In his previous fight, which occurred December 11 in Carson, California, Donaire knocked out fellow Filipino Reymart Gaballo in the fourth round of his first defense of his second reign as WBC bantamweight champion. “The Filipino Flash” knocked out then-undefeated French southpaw Nordine Oubaali in the fourth round six months earlier in Carson to win the WBC 118-pound crown a second time.

On Tuesday night, Inoue (23-0, 20 KOs) first sent Donaire to the canvas when he landed a right hand to the side of Donaire’s head toward the end of the first round. The 29-year-old Inoue couldn’t capitalize on dropping Donaire (42-7, 28 KOs) because the first round ended before the action could resume.

In the second round, however, Inoue hurt Donaire with several shots, until his left hook knocked Donaire down again.

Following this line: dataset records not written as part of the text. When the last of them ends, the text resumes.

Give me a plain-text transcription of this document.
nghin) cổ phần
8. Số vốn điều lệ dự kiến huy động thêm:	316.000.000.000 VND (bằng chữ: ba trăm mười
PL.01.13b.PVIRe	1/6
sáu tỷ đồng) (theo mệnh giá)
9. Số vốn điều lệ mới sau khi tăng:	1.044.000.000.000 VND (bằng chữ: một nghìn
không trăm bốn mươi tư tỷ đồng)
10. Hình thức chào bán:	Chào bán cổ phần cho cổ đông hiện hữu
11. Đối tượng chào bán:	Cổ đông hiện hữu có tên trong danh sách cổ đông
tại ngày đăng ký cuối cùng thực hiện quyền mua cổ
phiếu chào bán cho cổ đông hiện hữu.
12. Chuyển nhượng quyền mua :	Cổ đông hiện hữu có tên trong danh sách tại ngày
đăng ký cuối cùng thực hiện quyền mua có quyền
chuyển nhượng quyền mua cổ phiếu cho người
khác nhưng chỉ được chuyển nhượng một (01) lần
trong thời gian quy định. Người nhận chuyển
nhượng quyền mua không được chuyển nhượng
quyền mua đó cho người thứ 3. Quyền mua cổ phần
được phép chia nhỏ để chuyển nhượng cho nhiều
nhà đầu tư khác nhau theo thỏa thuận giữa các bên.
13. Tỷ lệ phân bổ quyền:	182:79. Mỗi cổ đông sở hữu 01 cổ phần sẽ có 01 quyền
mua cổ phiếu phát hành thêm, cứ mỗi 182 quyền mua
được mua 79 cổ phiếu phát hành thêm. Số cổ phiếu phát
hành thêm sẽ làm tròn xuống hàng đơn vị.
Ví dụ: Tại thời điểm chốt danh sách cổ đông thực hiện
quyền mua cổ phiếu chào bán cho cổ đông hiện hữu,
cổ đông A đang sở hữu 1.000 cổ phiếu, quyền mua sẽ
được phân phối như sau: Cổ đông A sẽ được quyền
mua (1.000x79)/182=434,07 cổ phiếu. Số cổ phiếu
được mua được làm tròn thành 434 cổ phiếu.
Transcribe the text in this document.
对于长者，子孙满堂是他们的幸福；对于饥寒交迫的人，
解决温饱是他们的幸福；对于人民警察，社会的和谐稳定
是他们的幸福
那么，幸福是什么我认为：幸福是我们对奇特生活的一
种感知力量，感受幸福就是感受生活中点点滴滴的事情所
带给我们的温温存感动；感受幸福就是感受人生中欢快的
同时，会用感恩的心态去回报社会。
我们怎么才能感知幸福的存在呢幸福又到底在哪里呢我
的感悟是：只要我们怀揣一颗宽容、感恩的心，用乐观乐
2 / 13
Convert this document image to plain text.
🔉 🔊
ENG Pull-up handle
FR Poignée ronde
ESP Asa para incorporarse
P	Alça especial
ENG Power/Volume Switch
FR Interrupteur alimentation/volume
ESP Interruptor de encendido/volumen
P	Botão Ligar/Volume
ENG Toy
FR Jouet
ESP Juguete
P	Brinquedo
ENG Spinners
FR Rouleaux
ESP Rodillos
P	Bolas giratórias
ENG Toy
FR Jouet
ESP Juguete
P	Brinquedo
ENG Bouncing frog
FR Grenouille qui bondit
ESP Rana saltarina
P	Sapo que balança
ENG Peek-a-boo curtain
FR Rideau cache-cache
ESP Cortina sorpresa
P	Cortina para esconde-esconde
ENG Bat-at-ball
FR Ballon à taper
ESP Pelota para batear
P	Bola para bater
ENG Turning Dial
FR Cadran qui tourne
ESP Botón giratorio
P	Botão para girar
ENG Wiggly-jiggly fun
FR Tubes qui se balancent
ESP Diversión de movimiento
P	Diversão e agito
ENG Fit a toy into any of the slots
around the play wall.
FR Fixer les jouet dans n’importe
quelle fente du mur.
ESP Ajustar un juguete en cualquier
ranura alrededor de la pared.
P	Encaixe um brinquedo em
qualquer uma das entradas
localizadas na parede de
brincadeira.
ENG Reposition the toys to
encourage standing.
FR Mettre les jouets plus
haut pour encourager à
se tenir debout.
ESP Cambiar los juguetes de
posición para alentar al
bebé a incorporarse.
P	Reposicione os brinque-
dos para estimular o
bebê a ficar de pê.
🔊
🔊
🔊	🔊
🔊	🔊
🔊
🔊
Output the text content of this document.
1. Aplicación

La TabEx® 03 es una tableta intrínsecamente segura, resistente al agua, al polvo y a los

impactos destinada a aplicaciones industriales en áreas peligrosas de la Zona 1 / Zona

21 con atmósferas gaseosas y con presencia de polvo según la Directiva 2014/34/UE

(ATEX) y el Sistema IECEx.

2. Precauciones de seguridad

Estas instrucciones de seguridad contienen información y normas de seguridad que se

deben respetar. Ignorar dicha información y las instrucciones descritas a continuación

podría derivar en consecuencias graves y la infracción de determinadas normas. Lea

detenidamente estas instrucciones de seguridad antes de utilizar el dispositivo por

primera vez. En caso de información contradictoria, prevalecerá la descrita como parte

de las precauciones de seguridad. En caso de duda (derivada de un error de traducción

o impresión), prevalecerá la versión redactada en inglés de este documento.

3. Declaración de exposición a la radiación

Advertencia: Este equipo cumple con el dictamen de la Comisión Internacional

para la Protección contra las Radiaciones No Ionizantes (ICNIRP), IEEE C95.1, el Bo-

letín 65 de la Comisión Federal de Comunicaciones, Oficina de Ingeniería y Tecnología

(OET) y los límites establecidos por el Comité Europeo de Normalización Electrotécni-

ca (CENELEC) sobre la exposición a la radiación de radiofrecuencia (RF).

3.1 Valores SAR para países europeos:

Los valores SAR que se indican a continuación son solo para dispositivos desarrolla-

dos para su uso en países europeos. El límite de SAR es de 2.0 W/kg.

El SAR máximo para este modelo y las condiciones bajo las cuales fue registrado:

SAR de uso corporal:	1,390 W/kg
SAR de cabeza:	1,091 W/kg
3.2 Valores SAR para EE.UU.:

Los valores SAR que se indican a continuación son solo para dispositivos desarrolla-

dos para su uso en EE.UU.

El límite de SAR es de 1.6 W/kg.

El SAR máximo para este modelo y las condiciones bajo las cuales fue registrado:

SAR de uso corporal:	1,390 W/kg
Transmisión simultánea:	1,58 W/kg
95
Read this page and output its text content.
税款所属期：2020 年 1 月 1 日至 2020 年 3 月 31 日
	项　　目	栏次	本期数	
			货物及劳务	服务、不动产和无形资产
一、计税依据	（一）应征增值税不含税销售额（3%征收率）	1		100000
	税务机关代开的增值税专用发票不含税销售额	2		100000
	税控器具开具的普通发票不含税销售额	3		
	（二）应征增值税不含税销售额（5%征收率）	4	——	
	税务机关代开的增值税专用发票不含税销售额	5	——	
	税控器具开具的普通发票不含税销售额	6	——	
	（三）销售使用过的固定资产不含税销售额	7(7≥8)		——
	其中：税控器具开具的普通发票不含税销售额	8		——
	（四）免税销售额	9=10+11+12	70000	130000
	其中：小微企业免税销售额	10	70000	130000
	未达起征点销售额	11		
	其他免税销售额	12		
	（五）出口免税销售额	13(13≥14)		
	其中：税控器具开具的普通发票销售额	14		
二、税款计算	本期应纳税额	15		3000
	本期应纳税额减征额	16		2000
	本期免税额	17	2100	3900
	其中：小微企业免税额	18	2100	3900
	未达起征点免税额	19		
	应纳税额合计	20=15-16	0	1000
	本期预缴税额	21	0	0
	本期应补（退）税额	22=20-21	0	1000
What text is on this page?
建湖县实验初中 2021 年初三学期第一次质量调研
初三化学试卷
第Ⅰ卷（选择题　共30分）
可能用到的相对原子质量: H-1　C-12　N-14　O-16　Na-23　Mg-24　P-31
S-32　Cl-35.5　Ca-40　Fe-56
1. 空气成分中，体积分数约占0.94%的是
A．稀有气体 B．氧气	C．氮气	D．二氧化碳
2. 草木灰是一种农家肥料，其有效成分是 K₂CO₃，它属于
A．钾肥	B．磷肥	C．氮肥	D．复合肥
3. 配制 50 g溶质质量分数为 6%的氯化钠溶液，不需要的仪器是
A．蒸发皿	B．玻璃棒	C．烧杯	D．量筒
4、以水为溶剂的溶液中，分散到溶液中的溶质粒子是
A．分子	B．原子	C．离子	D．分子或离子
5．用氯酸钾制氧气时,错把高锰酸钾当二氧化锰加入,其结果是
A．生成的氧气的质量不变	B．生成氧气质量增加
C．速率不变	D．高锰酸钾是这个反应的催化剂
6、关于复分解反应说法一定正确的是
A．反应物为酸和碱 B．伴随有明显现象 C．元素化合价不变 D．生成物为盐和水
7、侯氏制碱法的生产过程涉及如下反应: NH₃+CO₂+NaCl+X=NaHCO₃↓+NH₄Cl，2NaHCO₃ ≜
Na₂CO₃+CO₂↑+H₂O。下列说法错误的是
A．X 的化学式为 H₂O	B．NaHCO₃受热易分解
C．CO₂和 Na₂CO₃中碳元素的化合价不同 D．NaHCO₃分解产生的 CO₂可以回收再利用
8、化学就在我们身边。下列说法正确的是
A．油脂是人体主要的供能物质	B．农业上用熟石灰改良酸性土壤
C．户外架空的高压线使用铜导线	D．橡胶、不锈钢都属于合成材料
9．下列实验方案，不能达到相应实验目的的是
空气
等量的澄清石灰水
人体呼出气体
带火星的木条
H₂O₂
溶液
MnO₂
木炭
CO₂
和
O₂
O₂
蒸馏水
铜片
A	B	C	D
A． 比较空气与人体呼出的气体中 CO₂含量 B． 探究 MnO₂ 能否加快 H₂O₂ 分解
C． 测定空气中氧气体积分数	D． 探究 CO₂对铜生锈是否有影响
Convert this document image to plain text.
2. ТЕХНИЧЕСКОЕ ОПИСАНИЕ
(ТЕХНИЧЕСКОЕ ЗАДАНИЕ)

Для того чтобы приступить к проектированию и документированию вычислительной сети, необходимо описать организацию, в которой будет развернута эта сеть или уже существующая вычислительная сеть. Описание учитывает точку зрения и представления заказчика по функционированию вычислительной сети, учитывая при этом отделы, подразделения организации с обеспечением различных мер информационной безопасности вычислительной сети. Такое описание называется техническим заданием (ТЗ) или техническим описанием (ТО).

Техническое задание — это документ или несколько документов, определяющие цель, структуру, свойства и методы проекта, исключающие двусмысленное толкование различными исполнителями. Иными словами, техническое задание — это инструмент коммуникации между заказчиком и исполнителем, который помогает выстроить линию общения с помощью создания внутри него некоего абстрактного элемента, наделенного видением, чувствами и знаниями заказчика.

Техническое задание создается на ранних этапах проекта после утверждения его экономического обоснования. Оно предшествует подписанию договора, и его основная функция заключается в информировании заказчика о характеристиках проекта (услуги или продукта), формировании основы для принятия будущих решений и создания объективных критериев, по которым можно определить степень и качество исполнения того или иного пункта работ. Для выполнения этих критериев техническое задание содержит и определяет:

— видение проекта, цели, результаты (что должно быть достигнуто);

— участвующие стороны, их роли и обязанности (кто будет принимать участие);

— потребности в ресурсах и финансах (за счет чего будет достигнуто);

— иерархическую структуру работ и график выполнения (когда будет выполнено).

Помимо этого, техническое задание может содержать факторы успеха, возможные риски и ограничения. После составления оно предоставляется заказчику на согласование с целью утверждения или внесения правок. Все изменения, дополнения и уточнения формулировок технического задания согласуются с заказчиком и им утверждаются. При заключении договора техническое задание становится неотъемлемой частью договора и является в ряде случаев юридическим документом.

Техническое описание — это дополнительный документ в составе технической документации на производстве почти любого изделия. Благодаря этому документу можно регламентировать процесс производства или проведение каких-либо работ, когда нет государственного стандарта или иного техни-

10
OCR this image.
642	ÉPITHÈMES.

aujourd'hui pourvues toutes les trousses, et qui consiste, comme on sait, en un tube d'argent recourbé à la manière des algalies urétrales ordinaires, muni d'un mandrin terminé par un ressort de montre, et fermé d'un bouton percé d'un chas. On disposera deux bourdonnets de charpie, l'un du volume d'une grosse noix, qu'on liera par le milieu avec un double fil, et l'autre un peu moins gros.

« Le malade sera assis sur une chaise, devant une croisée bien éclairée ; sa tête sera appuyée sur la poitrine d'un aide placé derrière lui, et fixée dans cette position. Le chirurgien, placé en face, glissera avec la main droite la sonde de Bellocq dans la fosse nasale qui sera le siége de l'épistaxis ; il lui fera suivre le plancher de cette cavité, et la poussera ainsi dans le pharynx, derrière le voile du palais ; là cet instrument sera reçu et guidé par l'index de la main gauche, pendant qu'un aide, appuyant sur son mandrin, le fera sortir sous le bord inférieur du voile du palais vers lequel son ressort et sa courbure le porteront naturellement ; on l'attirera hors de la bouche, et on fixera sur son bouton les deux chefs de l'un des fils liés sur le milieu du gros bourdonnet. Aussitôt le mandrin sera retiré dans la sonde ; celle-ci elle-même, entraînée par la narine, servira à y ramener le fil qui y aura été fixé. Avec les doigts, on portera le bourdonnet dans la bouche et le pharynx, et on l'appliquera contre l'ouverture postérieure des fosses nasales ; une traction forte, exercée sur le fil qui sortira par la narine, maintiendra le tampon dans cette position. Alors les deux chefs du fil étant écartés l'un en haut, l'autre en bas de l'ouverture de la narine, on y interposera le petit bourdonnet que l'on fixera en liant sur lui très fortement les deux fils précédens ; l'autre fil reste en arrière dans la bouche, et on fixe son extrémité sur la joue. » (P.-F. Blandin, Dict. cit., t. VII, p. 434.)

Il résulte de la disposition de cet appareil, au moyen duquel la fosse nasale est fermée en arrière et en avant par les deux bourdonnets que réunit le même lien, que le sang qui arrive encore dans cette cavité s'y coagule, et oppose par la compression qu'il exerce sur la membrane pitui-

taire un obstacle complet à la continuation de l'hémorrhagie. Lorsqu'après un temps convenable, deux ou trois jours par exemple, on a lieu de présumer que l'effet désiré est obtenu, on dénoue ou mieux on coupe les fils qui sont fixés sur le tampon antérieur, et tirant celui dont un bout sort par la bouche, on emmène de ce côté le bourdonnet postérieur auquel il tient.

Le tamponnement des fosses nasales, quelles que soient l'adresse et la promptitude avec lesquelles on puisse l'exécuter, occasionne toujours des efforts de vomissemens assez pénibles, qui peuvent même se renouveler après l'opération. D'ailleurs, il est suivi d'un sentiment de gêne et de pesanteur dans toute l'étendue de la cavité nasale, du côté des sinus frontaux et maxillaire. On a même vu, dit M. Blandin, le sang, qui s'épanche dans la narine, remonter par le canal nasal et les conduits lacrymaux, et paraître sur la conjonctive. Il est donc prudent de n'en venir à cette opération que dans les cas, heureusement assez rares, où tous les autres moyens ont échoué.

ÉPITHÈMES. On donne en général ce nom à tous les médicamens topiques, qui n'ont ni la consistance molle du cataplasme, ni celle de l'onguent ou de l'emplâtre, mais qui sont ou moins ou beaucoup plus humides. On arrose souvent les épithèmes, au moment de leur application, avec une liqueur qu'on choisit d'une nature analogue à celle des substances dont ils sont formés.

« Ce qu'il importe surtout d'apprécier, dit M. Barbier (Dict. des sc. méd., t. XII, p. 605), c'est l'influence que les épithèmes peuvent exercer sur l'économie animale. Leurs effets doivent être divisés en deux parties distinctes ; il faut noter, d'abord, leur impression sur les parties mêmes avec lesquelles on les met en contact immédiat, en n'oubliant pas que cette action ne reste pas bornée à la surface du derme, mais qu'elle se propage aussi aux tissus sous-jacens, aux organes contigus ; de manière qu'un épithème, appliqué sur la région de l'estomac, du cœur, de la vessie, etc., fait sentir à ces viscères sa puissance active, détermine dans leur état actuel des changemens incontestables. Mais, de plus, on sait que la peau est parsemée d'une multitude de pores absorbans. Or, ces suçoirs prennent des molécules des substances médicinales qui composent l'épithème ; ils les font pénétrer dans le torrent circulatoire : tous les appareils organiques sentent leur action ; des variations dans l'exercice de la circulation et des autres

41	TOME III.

Donaire beat referee Michael Griffin’s count a second time, but Griffin stopped their bout at 1:24 of the second round because Donaire didn’t appear fit to continue.

“He started landing big shots very, very early,” Ward said. “Even though he wasn’t throwing the shots hard, that’s the kind of explosiveness that he has. Nonito landed a few shots as well. Inoue said, ‘I got caught with a left hook. And that’s what woke me up.’ But Inoue’s power proved to be too much. Nonito was reacting every time Inoue landed clean, and there was nothing he could do about it. And Nonito is a guy who’s not gonna run or hold or try to get out of the way. He’s going to fight fire with fire, and that is a bad idea when you’re facing ‘The Monster,’ Inoue, because this is what is going to happen. And unfortunately, it happened to a great, great champion tonight.”

Las Vegas’ Donaire lost by knockout for only the second time in his 21-year, 49-fight professional career. Donaire’s first knockout defeat came against Jamaica’s Nicholas Walters, who stopped Donaire in the sixth round of their WBA featherweight title fight in October 2014.

Donaire experienced a resurgence during his return to the bantamweight division after losing a 12-round unanimous decision to Northern Ireland’s Carl Frampton in their fight for the vacant WBO interim featherweight title in April 2018. His only loss before Tuesday during that stretch was a points defeat to Inoue in their initial meeting, the Boxing Writers Association of America’s “Fight of the Year” for 2019.

“I think he can continue to fight on, Bernardo,” Ward said. “I’m not sure that he should. But I’m gonna support my friend and I’m gonna support this great champion, no matter what he does.”